Was hat dich Bewegt?

" Mein Hauptgrund ist aber noch ein anderer. Ich arbeite seit über 2 Jahrzehnten im Brennpunkt, ein Hauptteil meiner Arbeit war die Therapie von Kindern, u.a. mit Gewalterfahrung, sexuellem Missbrauch und ähnlichem. Ich hatte mich oft gefragt, wieso diese Familien und auch die Kinder immer ein und demselben Muster folgen und ihnen diese schlimmen Sachen passieren. Therapeutisch  war das eine Aufgabe, aber ich habe immer schon gesagt, dass man präventiv mehr tun kann und müsste!! Die Institutionen sind häufig überlaufen, Therapieplätze haben oft Wartezeiten oder es gibt keine..... Ich habe mich auch  immer schon über Fälle von Gewalt gegenüber Frauen informiert, eingesetzt und bin leider selbst Zeugin und Betroffene solcher schlimmen Taten. 

Zum einen aus meinem Job, dann aus dem privaten Umfeld heraus, zum anderen durch eigene Erfahrungen in meinem frühen Erwachsenenalter. Frag mich nicht warum, aber seit daher liegt es mir auf der der Seele was zu tun, damit Kinder, Teenager und auch Frauen handlungsfähig und selbstwirksam werden und sich mögllicherweise besser schützen können.
Im Rahmen von Krav Maga kann ich genau das tun und leisten. Ich habe für mich damit ein Geschenk bekommen, an der richtigen Ecke anzufangen (nein, ich wil nicht die Welt retten!!), sensibilisieren, was falsch läuft und was noch zu tun ist. Durch meine hervorragende Ausbilderin in Köln, selbst Therapeutin /Psychologin und Kravistin Tana Schulte und meinem Ausbilder Chris Schmidt von You Can Fight, wurde ich in meiner Entscheidung bestätigt."
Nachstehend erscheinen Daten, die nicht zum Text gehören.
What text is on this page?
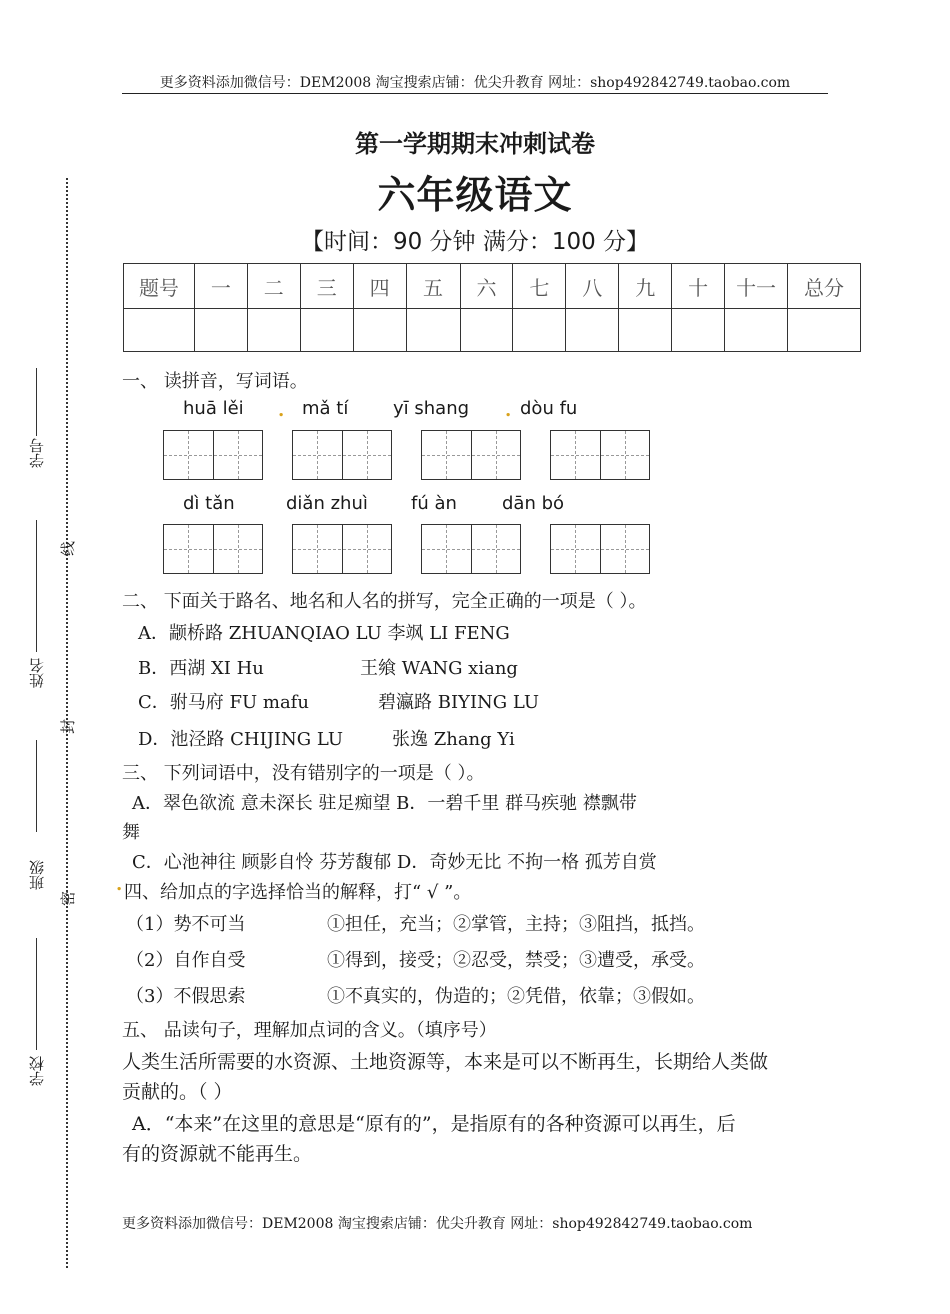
更多资料添加微信号：DEM2008 淘宝搜索店铺：优尖升教育 网址：shop492842749.taobao.com
学号
姓名
班级
学校
线
封
密
第一学期期末冲刺试卷
六年级语文
【时间：90 分钟 满分：100 分】
题号	一	二	三	四	五	六	七	八	九	十	十一	总分

一、 读拼音，写词语。
huā lěi . mǎ tí yī shang . dòu fu
dì tǎn	diǎn zhuì fú àn	dān bó
二、 下面关于路名、地名和人名的拼写，完全正确的一项是（ ）。
A．颛桥路 ZHUANQIAO LU 李飒 LI FENG
B．西湖 XI Hu	王飨 WANG xiang
C．驸马府 FU mafu	碧瀛路 BIYING LU
D．池泾路 CHIJING LU	张逸 Zhang Yi
三、 下列词语中，没有错别字的一项是（ ）。
A．翠色欲流 意未深长 驻足痴望 B．一碧千里 群马疾驰 襟飘带
舞
C．心池神往 顾影自怜 芬芳馥郁 D．奇妙无比 不拘一格 孤芳自赏
. 四、给加点的字选择恰当的解释，打“ √ ”。
（1）势不可当	①担任，充当；②掌管，主持；③阻挡，抵挡。
（2）自作自受	①得到，接受；②忍受，禁受；③遭受，承受。
（3）不假思索	①不真实的，伪造的；②凭借，依靠；③假如。
五、 品读句子，理解加点词的含义。（填序号）
人类生活所需要的水资源、土地资源等，本来是可以不断再生，长期给人类做
贡献的。（ ）
A．“本来”在这里的意思是“原有的”，是指原有的各种资源可以再生，后
有的资源就不能再生。
更多资料添加微信号：DEM2008 淘宝搜索店铺：优尖升教育 网址：shop492842749.taobao.com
Und was ist deine Geschichte vor dem Verein? 
Was hast du da gemacht?

" Ich habe vor Krav Maga Kampfsport betrieben, mit 17 Jahren Goshin Jitsu, dann Muy Thai Boxen, Modern Arnis/Eskrima gemacht. Ich habe viele Wettkämpfe bestritten, Gürtel und Levelprüfungen abgelegt. Später kam dann Krav Maga und Tactical Arnis Combat dazu. Für mich zählt die Mischung aus diesen Ansätzen, da sie alle 1. ihre Berechtigung haben, und 2. sich hervorragend ergänzen.
Durch Krav Maga entwickelt man sich mental am schnellsten, finde ich, da die Prinzipien nachvollziehbar sind und vor vielen Lösungen stehen. Und es passt für (fast) jedermann und-frau. "

Möchtest du noch etwas loswerden?

" Ich liebe das was ich tue und bin dankbar für diese Mögllichkeit. Es war immer meine Traum eine eigene kleine Krav Maga Schule zu haben. Ich hatte viel Glück, aber ich hatte auch immer den Willen, die Power und den fabelhaften Support durch unsere Kravisten!!! Ich danke allen, die für mich und meine Idee da sind und mich unterstützt haben. Ich habe großes Glück, gute Trainer, Nachwuchstrainer, Vorstände und Teilnehmer zu haben, die alle unseren kleinen Verein lieben und leben lassen."